Douglas's production work on a few of Hendrix's posthumous releases is controversial. This is primarily due to tracks on the Crash Landing and Midnight Lightning LP releases in 1975. On these releases Douglas replaced the original drum and bass tracks and added guitar overdubs newly recorded by session musicians. He added female backing singers to one track, and claimed co-composer credit on several tracks that he had altered. On the much later Voodoo Soup compilation album Douglas is known to have wiped original drum tracks on two songs and replaced them with The Knack's Bruce Gary. Second, on the 1993 CD releases of Hendrix's three studio albums, the original album artwork and packaging were scrapped in favour of new renderings of the Jimi Hendrix Experience.

Douglas's work on Hendrix releases was defended by rock journalist and critic John Masouri, who in 2001 called him "one of the last great musical visionaries", and said he had been right to try to improve the original tracks: "wisely he'd also edited out passages where Jimi had toyed with a riff repeatedly, searching for just the right phrase... All things considered, it's highly unlikely that Hendrix would have sanctioned the release of poorly executed material, yet the die was cast, and the producer has been branded a controversial figure ever since." Supposedly, Jimi Hendrix Experience drummer Mitch Mitchell also approved of Douglas's decision to utilize sessions musicians on Hendrix releases, because "some of the original playing had been sub-standard."

However, in interviews, guitarist John McLaughlin has criticized Douglas's handling of his own LP Devotion (1970), as well, closely related to Hendrix's Band of Gypsys sessions. But Umar Bin Hassan, a member of the Last Poets, said following Douglas's death that "whether you liked him or didn't, you had to admit that he was one of the giants in what he did, which was to put out responsible, intelligent and remarkable music." Douglas was credited with being the first record producer to record a hip hop album after he recorded Jimi Hendrix (bass and guitar), Buddy Miles and Jalal Mansur Nuriddin (as Lightnin' Rod) of The Last Poets in 1969 on a rap song named Doriella du Fontaine (only released in 1986).

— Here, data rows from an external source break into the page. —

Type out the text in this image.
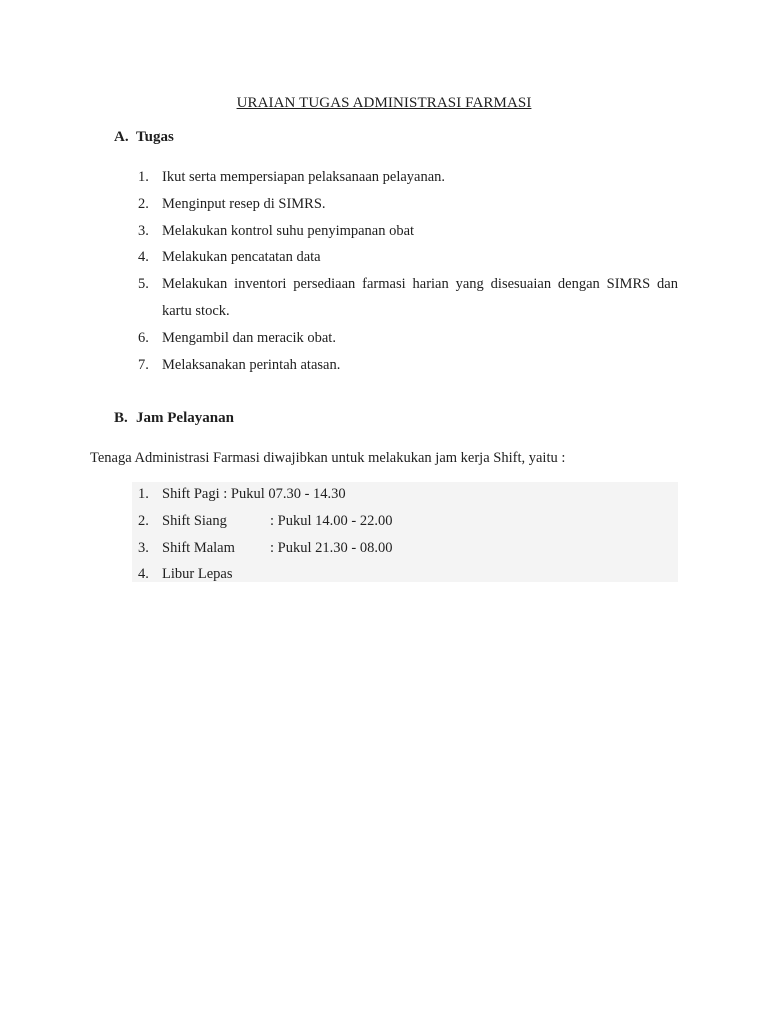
URAIAN TUGAS ADMINISTRASI FARMASI
A. Tugas
1. Ikut serta mempersiapan pelaksanaan pelayanan.
2. Menginput resep di SIMRS.
3. Melakukan kontrol suhu penyimpanan obat
4. Melakukan pencatatan data
5. Melakukan inventori persediaan farmasi harian yang disesuaian dengan SIMRS dan kartu stock.
6. Mengambil dan meracik obat.
7. Melaksanakan perintah atasan.
B. Jam Pelayanan
Tenaga Administrasi Farmasi diwajibkan untuk melakukan jam kerja Shift, yaitu :
1. Shift Pagi : Pukul 07.30 - 14.30
2. Shift Siang	: Pukul 14.00 - 22.00
3. Shift Malam : Pukul 21.30 - 08.00
4. Libur Lepas
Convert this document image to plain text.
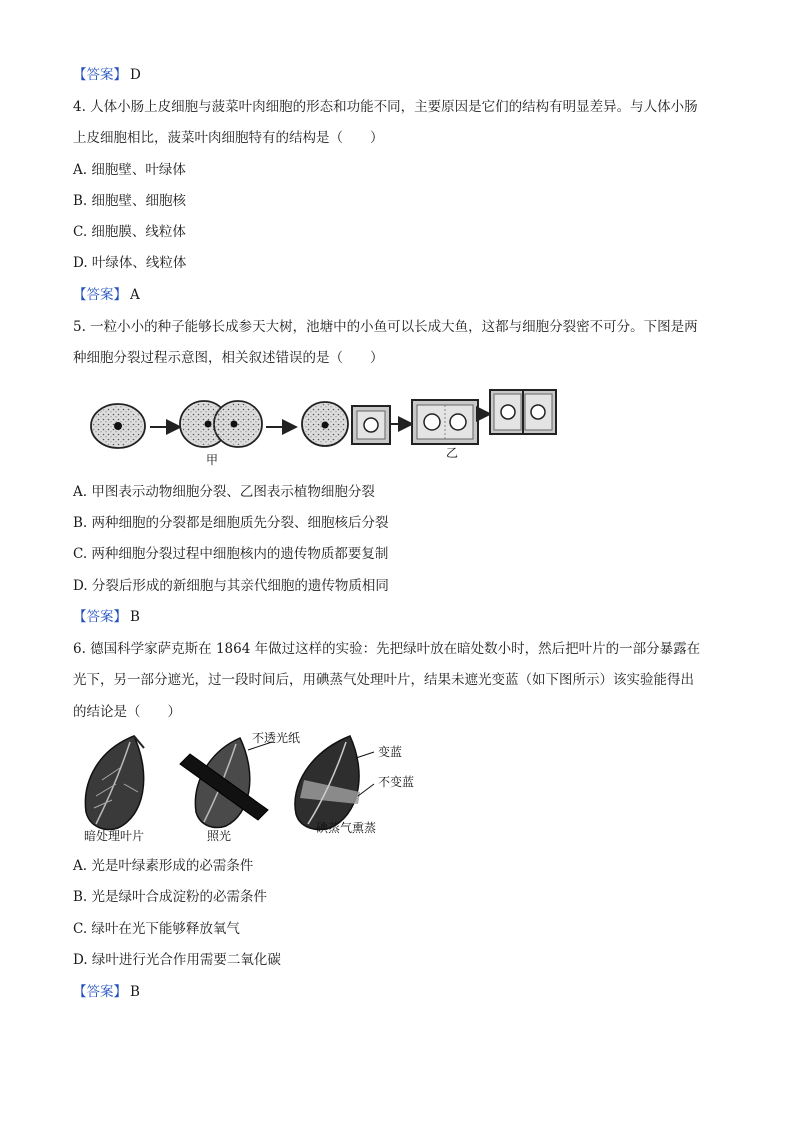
【答案】 D
4. 人体小肠上皮细胞与菠菜叶肉细胞的形态和功能不同，主要原因是它们的结构有明显差异。与人体小肠
上皮细胞相比，菠菜叶肉细胞特有的结构是（　　）
A. 细胞壁、叶绿体
B. 细胞壁、细胞核
C. 细胞膜、线粒体
D. 叶绿体、线粒体
【答案】 A
5. 一粒小小的种子能够长成参天大树，池塘中的小鱼可以长成大鱼，这都与细胞分裂密不可分。下图是两
种细胞分裂过程示意图，相关叙述错误的是（　　）
甲	乙
A. 甲图表示动物细胞分裂、乙图表示植物细胞分裂
B. 两种细胞的分裂都是细胞质先分裂、细胞核后分裂
C. 两种细胞分裂过程中细胞核内的遗传物质都要复制
D. 分裂后形成的新细胞与其亲代细胞的遗传物质相同
【答案】 B
6. 德国科学家萨克斯在 1864 年做过这样的实验：先把绿叶放在暗处数小时，然后把叶片的一部分暴露在
光下，另一部分遮光，过一段时间后，用碘蒸气处理叶片，结果未遮光变蓝（如下图所示）该实验能得出
的结论是（　　）
暗处理叶片
不透光纸
照光
变蓝
不变蓝
碘蒸气熏蒸
A. 光是叶绿素形成的必需条件
B. 光是绿叶合成淀粉的必需条件
C. 绿叶在光下能够释放氧气
D. 绿叶进行光合作用需要二氧化碳
【答案】 B
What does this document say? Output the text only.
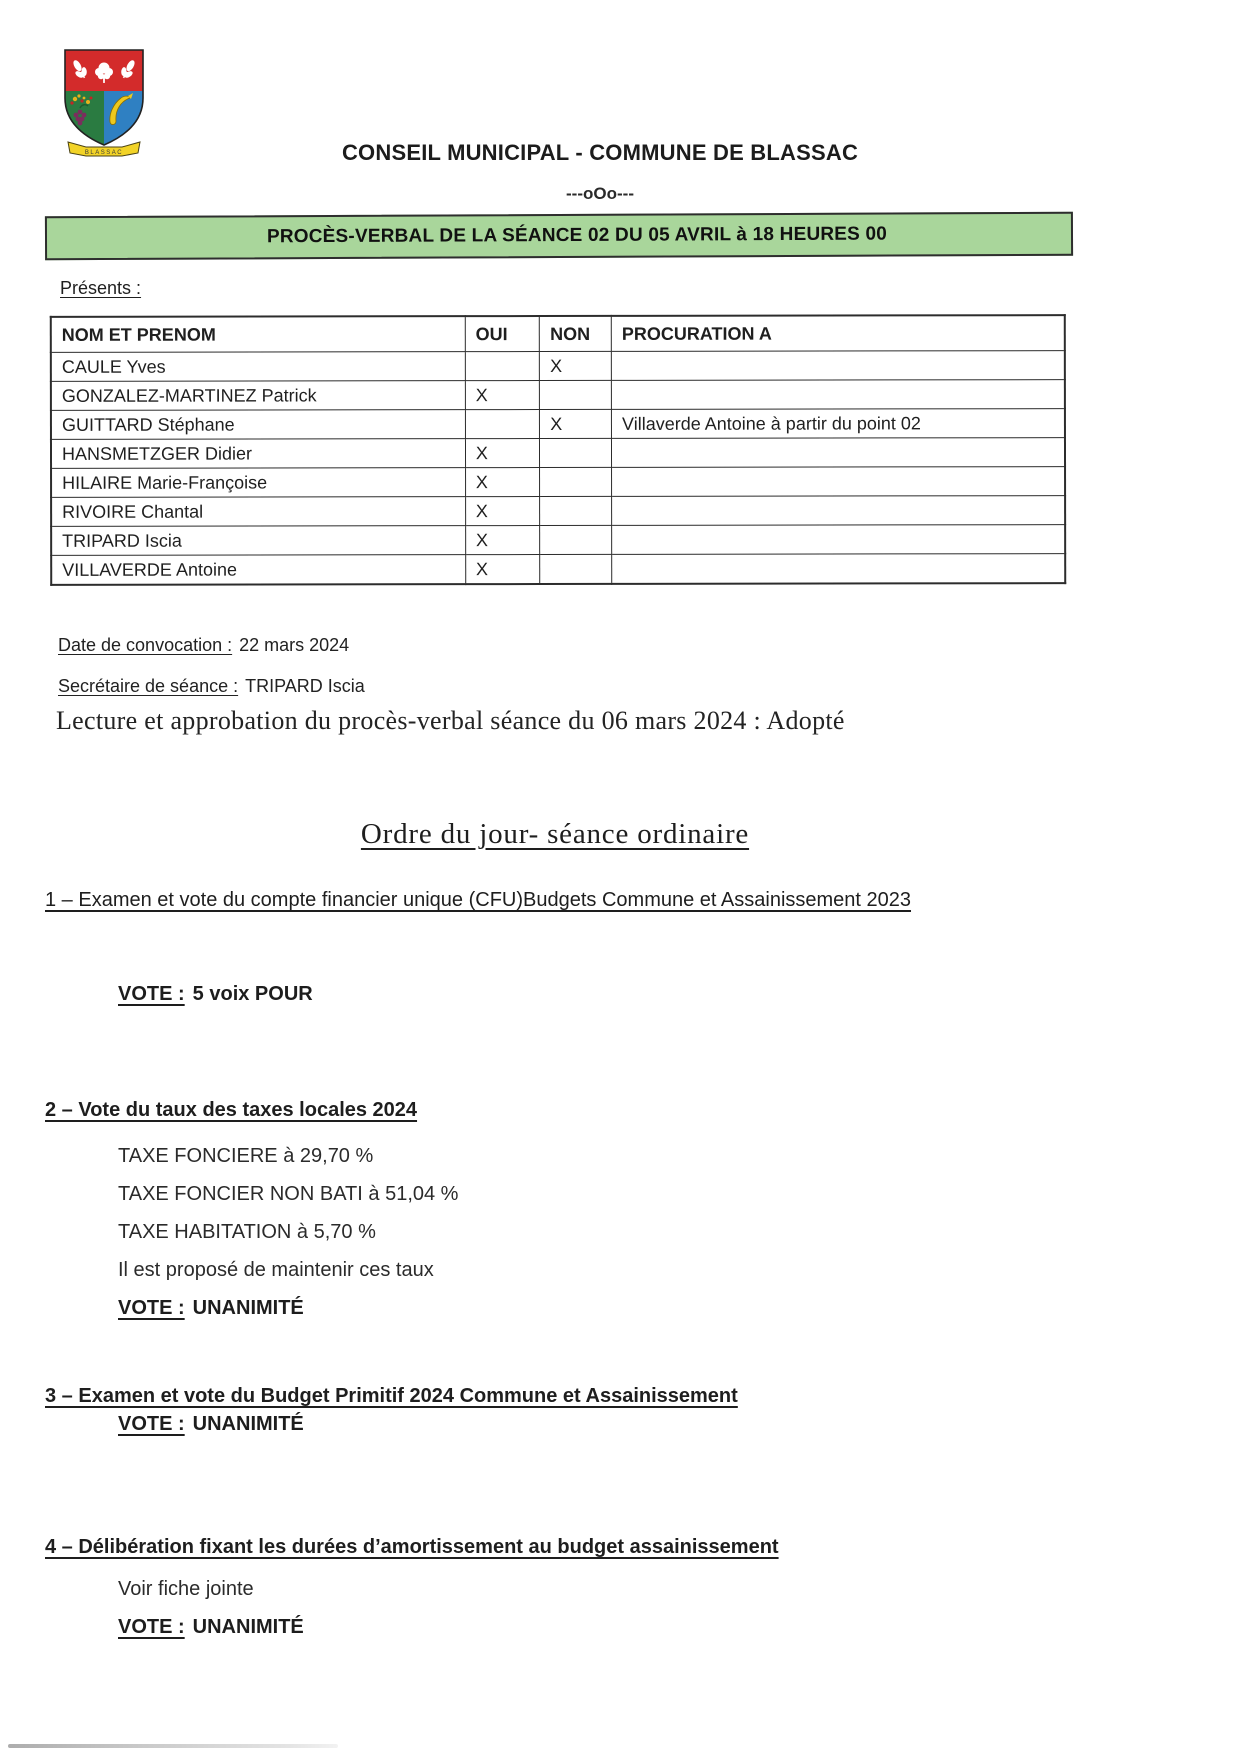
BLASSAC	CONSEIL MUNICIPAL - COMMUNE DE BLASSAC
---oOo---
PROCÈS-VERBAL DE LA SÉANCE 02 DU 05 AVRIL à 18 HEURES 00
Présents :
NOM ET PRENOM	OUI	NON	PROCURATION A
CAULE Yves		X	
GONZALEZ-MARTINEZ Patrick	X		
GUITTARD Stéphane		X	Villaverde Antoine à partir du point 02
HANSMETZGER Didier	X		
HILAIRE Marie-Françoise	X		
RIVOIRE Chantal	X		
TRIPARD Iscia	X		
VILLAVERDE Antoine	X		
Date de convocation : 22 mars 2024
Secrétaire de séance : TRIPARD Iscia
Lecture et approbation du procès-verbal séance du 06 mars 2024 : Adopté
Ordre du jour- séance ordinaire
1 – Examen et vote du compte financier unique (CFU)Budgets Commune et Assainissement 2023
VOTE : 5 voix POUR
2 – Vote du taux des taxes locales 2024
TAXE FONCIERE à 29,70 %
TAXE FONCIER NON BATI à 51,04 %
TAXE HABITATION à 5,70 %
Il est proposé de maintenir ces taux
VOTE : UNANIMITÉ
3 – Examen et vote du Budget Primitif 2024 Commune et Assainissement
VOTE : UNANIMITÉ
4 – Délibération fixant les durées d’amortissement au budget assainissement
Voir fiche jointe
VOTE : UNANIMITÉ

In 1995, Douglas lost control of the Hendrix archive to Hendrix's father, Al. After years of legal wrangling, Douglas was able to obtain the right to compile Hendrix's writings into a book, Starting At Zero, which was published in late 2013. He was also planning a documentary film of the same title which remained unreleased at the time of his death.

==Death==
Douglas died at his home in Paris, France, on June 7, 2014, of complications after a fall. He was married four times, and had two daughters and a stepson.